With the biggest event in the soccer calendar now underway, fans are speculating on which team might emerge victorious from the 2018 World Cup in Russia – and an artificial intelligence model based on 100,000 simulations has made its prediction too.
Using a database of statistics from previous tournaments, and three different AI methods to crunch the numbers, the international team of researchers behind the work thinks Spain is going to emerge victorious… but it's going to be close.
At the moment the bookmakers are backing Germany to be World Cup winners, but the AI analysed both the strength of the teams and their route to the final. While Germany would beat Spain in a one-off game, the models showed, the German team is likely to face more difficult opponents through the course of the competition.
"By analysing the winning probabilities conditional on reaching the single stages of the tournament, it turns out that the fact that overall Spain is slightly favoured over Germany is mainly due to the fact that Germany has a comparatively high chance to drop out in the round of 16," write the researchers.
The research team was made up of academics from Technische Universitat Dortmund, the Technical University of Munich in Germany, and Ghent University in Belgium.
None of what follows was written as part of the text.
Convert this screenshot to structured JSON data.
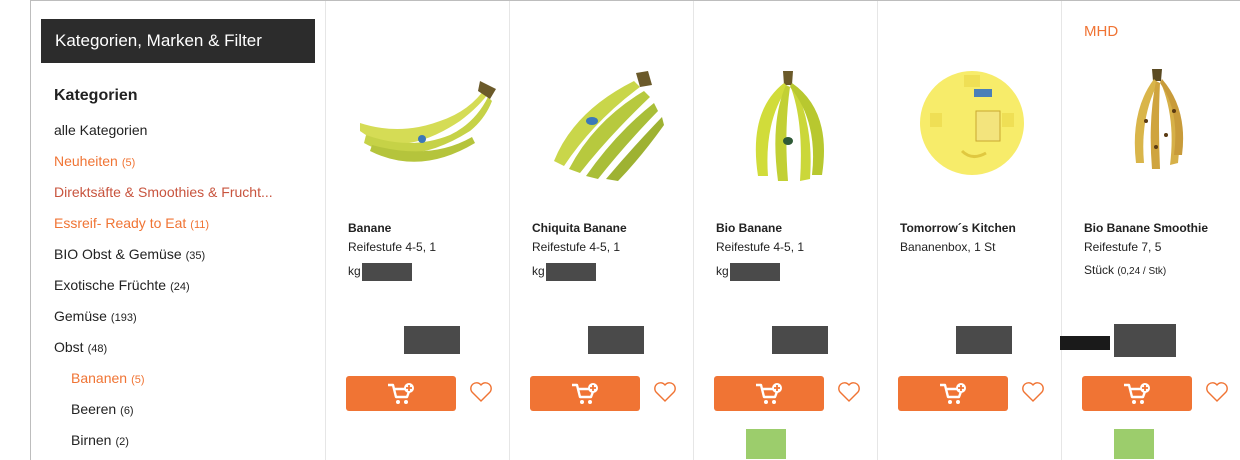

They used three techniques to process the statistics: Poisson regression (interpreting and weighing many different variables), ranking method (evaluating the current strength of each team), and the random forest approach.
For the World Cup, the random forest method is particularly suitable. It can be structured like a football tournament, but its secret sauce is in the way it uses machine learning to map out random branches for a decision tree - different scenarios and their consequences - many times over.
By getting the AI to place emphasis on different factors when producing the decision trees, repeating the simulations and then comparing across factors, the forest method can give statisticians a better look at which factors are most important in the ultimate outcome - such as the opponents Germany and Spain are likely to face.
Compared with other mathematical models, it also gives more accurate information later on in the decision tree, where training data might be scarce.
The researchers plugged in a whole host of source data to inform their models. By looking back at previous tournaments, they found some factors were important (like the number of Champions League players on a team) and some were less so (like the nationality of a team's coach).
With the statistics showing a combination of ranking methods and random forest trees were the most accurate predictors, the 100,000 simulations of the 2018 World Cup were run based on these models.
Spain emerged at the top, with a 17.8 percent chance of winning. Germany is second on 17.1 percent, Brazil third on 12.3 percent, France fourth on 11.2 percent, and Belgium fifth on 10.4 percent.
Saudi Arabia, meanwhile, has a zero percent chance of reaching the final. (Apologies to anyone rooting for them.)
Keep your eyes on your tournament wall charts though – should Germany make it through to the quarter finals, the last eight teams, the team has an equal chance with Spain.
Not everyone agrees with that assessment though. Financial firm Goldman Sachs has trained its own machine learning engines on the World Cup in Russia and reckons Brazil is going to emerge victorious. The Goldman Sachs calculations also involved elements of random forest modelling.
Of course soccer, and sport in general, has a long history of upsetting both bookmakers and AI models. It's very difficult to take into account everything that might affect a team's performance – and what machine learning algorithm can predict a spectacular goal being created out of nothing?
Still, it's interesting to look at the statistical methods involved in predicting what's going to happen in Russia. By the evening of the 15th of July, we'll know if those hundred thousand AI simulations got it right.
The study has yet to be peer-reviewed, but is available on the arXiv.org pre-print server.